You just can’t help but smile when you look at a colorful Christmas tree. The ornaments remind me of happy times, but it also reminded of heart aches endured this year and the times my heart longed for Christ’s return.I watched and cried as my sister delivered a still born precious baby boy. Then in July, I stood somberly next to my husband as he watched his 40-year-old cousin lose his battle to brain cancer. Grief still harbors in my heart as I reflect on our most recent loss, of our cherished Paw-Paw.
I ponder why such a festive season can bring much sorrow, and I have come to the conclusion that it’s our memories. I had the best Christmases as a kid. My family would brave hills of snow and traffic from North Carolina to Buffalo, NY to spend Christmas with my grandparents, aunts, uncles and cousins. We had traditions that we looked forward to every year like going to the cinema to watch a Christmas movie and going skiing. We would go sledding, caroling and devour copious amounts of pizza, wings and Grandma’s homemade divinity and fudge. I never wanted these days to end, and I recall every year praying they wouldn’t as I sat in the window seat at my grandparent’s house watching the snow fall as tears would trickle down my cheek.
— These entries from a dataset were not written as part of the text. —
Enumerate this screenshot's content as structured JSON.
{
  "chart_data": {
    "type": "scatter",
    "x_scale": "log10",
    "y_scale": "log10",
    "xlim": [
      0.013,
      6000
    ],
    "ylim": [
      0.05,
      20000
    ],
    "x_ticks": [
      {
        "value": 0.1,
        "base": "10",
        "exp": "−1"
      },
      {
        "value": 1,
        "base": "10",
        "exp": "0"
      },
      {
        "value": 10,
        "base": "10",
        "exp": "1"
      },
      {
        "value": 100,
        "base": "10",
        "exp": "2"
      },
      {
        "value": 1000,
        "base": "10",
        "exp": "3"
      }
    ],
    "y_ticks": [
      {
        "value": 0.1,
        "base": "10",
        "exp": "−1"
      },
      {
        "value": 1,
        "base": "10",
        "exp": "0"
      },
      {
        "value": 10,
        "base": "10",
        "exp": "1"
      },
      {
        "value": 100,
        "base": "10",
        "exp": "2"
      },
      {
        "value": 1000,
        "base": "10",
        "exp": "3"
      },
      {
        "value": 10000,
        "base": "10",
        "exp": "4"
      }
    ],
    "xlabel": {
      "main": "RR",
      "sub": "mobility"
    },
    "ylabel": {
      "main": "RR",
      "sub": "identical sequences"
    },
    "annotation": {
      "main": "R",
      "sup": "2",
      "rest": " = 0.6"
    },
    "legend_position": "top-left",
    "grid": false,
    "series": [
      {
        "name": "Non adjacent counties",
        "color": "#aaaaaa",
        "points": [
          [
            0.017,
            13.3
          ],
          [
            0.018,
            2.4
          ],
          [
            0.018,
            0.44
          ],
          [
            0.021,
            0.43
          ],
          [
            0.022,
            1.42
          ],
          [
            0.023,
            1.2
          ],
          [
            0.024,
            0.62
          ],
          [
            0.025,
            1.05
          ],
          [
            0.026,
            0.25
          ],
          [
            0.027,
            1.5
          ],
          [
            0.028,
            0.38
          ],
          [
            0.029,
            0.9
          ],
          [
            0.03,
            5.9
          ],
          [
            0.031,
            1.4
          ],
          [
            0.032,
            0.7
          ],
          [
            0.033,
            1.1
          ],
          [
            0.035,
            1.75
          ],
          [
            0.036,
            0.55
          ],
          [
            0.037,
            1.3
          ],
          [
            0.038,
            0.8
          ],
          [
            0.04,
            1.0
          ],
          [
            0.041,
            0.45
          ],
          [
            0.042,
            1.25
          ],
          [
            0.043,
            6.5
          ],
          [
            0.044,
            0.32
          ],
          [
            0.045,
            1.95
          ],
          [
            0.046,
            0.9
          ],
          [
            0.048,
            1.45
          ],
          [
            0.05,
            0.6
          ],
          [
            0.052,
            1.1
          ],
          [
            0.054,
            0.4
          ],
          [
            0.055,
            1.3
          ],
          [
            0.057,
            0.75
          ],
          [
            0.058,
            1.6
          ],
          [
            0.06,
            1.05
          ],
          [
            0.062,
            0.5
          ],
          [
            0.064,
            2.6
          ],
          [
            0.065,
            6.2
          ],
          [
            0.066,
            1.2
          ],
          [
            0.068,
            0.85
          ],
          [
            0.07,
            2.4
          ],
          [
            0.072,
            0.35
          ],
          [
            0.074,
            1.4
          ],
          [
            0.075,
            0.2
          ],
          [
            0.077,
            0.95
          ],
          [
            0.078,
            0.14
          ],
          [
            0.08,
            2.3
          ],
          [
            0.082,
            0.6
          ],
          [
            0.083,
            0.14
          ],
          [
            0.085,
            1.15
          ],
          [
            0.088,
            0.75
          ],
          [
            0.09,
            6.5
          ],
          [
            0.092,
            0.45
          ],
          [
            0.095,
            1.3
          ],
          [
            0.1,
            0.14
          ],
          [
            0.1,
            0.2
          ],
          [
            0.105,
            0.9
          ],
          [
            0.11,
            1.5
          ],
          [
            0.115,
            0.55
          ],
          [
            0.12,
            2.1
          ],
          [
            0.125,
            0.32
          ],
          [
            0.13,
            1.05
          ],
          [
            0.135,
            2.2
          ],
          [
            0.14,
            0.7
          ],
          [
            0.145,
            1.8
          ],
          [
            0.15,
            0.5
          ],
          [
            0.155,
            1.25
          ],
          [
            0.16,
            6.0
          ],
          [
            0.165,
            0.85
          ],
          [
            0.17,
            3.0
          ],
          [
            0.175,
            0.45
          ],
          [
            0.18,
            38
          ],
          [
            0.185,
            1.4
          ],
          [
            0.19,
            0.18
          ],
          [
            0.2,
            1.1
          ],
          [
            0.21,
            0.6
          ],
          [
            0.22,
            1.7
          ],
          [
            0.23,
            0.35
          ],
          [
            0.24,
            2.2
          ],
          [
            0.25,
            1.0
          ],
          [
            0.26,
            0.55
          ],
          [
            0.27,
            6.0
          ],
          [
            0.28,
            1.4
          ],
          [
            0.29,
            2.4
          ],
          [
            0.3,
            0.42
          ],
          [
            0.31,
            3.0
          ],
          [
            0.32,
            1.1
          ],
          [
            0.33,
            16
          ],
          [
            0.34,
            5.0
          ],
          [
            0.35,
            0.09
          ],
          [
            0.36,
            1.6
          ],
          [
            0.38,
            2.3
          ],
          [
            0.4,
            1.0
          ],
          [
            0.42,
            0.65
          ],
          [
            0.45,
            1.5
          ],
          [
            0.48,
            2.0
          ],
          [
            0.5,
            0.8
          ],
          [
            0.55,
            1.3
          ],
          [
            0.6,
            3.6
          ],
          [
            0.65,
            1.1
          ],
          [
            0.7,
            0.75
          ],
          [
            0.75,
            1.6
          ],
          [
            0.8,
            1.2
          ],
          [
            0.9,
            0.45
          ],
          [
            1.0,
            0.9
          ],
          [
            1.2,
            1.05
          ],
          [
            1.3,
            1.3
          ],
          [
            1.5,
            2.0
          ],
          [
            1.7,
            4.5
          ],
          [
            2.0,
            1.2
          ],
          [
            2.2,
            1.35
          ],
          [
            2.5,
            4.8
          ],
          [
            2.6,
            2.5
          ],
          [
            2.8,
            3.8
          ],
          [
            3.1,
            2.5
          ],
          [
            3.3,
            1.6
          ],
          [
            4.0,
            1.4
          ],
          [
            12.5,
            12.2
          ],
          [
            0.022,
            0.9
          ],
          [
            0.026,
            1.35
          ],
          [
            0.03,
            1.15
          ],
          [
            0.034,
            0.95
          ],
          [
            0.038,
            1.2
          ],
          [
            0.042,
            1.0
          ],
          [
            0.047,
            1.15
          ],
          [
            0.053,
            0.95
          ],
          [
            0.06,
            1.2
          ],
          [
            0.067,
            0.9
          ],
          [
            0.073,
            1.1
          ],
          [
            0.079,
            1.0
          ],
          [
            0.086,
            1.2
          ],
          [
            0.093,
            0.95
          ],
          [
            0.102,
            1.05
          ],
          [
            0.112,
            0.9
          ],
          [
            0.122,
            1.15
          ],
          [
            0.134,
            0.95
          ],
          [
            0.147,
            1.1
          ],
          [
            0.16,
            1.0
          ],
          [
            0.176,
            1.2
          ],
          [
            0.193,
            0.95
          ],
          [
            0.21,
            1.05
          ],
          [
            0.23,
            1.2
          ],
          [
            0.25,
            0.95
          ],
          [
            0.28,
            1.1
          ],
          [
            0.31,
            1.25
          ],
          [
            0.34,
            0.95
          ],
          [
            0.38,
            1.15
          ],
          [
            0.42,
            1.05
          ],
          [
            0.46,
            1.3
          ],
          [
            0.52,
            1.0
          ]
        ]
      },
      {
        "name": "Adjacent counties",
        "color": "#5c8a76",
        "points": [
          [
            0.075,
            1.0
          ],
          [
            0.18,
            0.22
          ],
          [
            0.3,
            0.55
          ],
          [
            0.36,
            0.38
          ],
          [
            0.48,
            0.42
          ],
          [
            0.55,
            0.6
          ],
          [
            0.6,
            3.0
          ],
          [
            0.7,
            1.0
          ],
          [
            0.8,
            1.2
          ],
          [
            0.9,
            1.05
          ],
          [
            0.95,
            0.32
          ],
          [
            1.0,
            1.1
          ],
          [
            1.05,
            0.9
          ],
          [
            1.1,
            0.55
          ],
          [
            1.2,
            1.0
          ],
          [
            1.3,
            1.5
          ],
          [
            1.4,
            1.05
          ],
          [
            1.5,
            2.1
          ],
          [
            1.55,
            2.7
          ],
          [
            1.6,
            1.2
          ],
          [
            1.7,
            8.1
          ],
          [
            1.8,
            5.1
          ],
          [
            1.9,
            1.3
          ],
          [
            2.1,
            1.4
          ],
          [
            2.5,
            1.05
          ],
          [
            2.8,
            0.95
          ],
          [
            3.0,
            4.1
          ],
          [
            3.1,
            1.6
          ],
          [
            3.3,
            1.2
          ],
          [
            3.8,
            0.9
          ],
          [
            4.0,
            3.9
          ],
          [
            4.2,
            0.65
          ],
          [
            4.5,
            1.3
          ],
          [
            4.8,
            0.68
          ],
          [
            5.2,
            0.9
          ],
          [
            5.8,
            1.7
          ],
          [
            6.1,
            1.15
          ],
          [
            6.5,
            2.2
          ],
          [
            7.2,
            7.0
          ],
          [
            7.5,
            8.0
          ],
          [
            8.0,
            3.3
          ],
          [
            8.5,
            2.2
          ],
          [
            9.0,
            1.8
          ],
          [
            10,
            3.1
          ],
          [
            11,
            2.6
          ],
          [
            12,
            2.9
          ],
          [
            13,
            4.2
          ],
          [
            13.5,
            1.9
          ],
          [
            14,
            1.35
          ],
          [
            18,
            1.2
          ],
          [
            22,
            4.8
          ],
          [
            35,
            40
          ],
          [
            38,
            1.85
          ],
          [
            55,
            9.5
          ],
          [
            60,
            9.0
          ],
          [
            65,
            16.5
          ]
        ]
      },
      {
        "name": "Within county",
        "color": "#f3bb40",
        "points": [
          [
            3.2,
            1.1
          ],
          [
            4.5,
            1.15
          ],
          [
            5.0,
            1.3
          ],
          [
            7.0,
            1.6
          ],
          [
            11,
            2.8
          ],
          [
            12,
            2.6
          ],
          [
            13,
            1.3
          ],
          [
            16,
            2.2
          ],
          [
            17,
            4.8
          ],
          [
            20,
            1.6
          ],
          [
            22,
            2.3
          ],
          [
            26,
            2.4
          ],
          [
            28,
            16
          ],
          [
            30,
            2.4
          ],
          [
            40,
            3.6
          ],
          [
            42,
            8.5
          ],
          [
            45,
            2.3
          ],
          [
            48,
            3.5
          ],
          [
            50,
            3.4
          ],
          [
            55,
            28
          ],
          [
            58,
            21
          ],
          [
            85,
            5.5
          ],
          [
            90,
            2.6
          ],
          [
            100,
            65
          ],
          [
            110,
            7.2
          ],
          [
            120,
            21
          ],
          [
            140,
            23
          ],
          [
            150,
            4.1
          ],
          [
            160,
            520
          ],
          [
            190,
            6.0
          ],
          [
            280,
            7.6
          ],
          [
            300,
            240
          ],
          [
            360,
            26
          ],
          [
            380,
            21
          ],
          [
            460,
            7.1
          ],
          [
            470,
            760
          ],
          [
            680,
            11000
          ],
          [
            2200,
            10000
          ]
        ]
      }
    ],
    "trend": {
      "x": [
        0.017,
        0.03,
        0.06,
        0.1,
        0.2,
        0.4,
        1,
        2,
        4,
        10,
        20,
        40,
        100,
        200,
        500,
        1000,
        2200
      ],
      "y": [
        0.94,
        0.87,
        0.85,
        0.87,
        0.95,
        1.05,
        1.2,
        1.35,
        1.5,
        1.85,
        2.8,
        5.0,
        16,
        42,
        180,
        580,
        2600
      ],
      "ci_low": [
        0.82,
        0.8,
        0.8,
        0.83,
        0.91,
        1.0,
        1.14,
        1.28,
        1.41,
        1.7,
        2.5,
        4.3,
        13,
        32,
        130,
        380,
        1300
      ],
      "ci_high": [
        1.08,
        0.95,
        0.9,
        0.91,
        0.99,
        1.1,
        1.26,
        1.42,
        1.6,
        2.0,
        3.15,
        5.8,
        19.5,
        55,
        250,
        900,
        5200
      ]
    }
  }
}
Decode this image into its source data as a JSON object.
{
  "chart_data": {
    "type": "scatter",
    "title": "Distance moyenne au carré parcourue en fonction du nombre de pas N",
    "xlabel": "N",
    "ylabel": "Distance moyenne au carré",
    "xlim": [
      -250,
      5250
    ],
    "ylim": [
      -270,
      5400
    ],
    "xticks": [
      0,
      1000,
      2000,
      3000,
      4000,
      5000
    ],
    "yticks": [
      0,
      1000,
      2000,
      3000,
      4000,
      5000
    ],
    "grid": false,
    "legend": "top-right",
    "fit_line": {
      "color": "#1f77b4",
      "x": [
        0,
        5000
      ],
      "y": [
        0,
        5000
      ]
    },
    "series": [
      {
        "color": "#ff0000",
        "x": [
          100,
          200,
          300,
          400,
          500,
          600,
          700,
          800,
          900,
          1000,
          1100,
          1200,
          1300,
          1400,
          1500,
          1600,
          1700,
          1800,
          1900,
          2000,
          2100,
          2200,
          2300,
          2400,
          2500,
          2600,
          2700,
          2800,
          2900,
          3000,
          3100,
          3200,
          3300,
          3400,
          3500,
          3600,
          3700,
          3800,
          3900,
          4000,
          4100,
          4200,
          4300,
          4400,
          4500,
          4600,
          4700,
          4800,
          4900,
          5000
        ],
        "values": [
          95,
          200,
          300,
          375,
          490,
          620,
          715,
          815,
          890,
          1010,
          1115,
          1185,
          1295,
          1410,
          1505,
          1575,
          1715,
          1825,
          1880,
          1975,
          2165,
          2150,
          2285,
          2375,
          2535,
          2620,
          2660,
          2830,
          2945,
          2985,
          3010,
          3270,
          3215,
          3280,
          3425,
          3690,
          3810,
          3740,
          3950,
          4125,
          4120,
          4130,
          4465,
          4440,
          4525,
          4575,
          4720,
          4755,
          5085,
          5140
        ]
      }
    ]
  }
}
While the days did pass and our lives changed, I held my memories dear. Yet like the parable of the talents, I chose to invest my memories into the future. I am creating new traditions and memories. This past summer, my boys and I visited my Grandma (my Grandpa passed away in 2008). Things had changed, but Grandma’s hugs were still there and fun with my cousins to be had.
Several people will be missing at our Christmas dinner table this year, but my heart will encouraged by the memories we made, traditions to continue and our reunion in heaven one day.
What are you reflecting on this Christmas? Please share a Christmas memory, and help encourage others.